Financial institutions such as BNP Paribas are actively changing their investment strategy to de-risk their holdings. Others such as Rabobank are de-risking by developing new instruments and opportunities to encourage low-carbon approaches among their clients and customers. Transformative investment guidance, such as BlackRock’s yearly climate change letter, has been instrumental in initiating change. Now, demand is surging for corporate strategy, investment targets, and quarterly goals in service of the capital transition.

In response, asset-heavy companies like BP and LafargeHolcim are pursuing parallel paths to optimize the transition away from high-emissions assets while developing and testing new business models, technologies, and opportunities better aligned with a zero-emissions economy. Others like Iberdrola are in later stages of implementing low-carbon strategies and are now actively lobbying for policies and regulations that will help speed the transition. As more capital moves into these new spaces, the pressure on policymakers is rising to adopt more ambitious climate policies, further raising the transition risk for companies that lag behind.

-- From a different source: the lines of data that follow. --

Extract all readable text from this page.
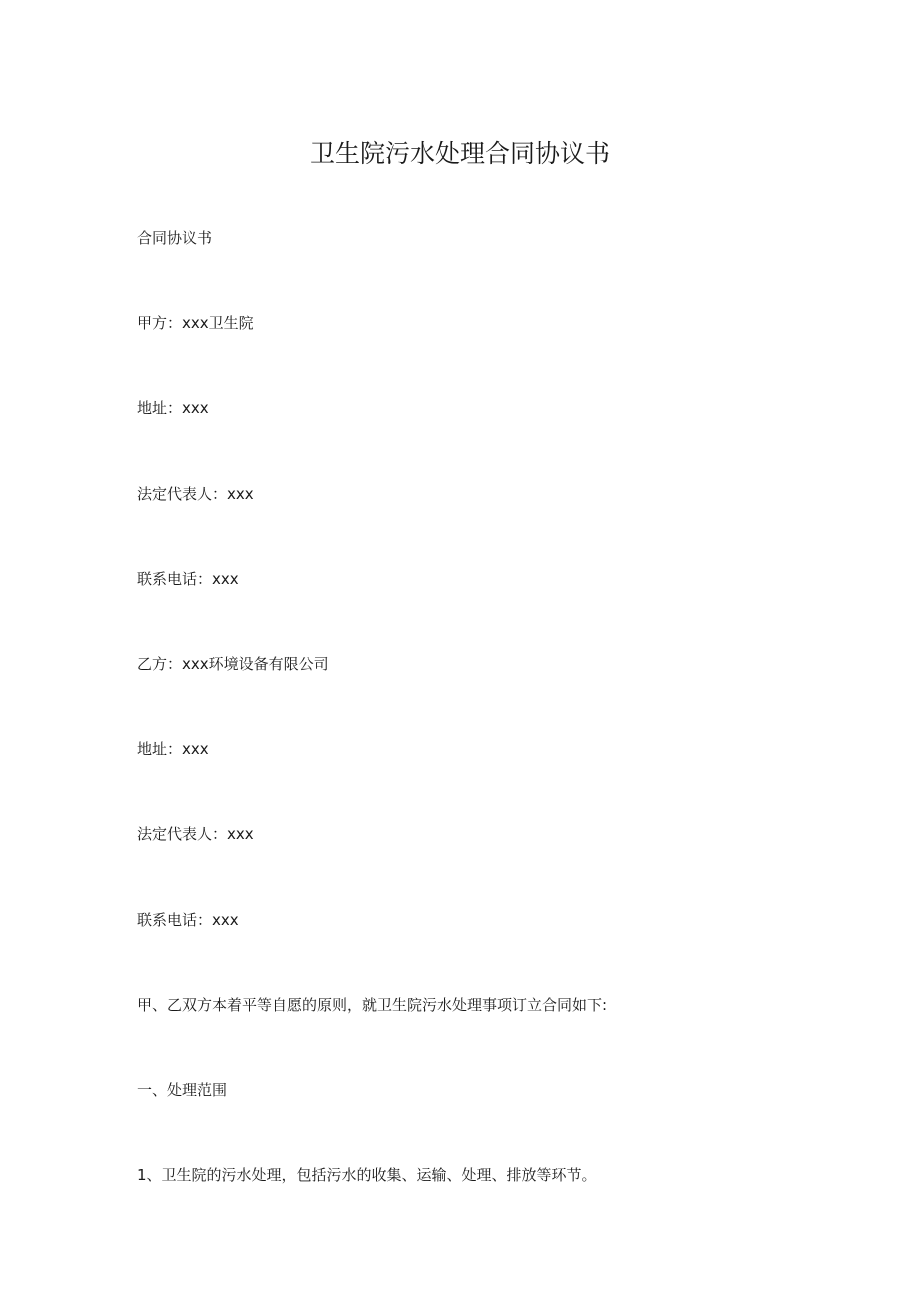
卫生院污水处理合同协议书
合同协议书
甲方：xxx卫生院
地址：xxx
法定代表人：xxx
联系电话：xxx
乙方：xxx环境设备有限公司
地址：xxx
法定代表人：xxx
联系电话：xxx
甲、乙双方本着平等自愿的原则，就卫生院污水处理事项订立合同如下:
一、处理范围
1、卫生院的污水处理，包括污水的收集、运输、处理、排放等环节。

At the same time, competition for the best projects is getting fierce as investors and asset managers strive to develop “climate aligned” portfolios. The volume of clean energy projects simply won’t match this accelerating demand overnight, and companies still need to apply diligence and de-risk each investment. BP, for example, reports becoming more discerning in where it invests, funding only the most profitable renewable energy projects. This shift in investment mentality signals a new, mature phase of low-carbon investing, one in which investors race to find and capitalize on the best projects.


Forging the Path

It is essential to our collective prosperity that companies begin the journey toward new, lower-carbon approaches to value creation. Competitive advantage and future growth await those who forge the path, while those who delay action risk potentially spiraling costs and diminishing opportunities in a net-zero economy.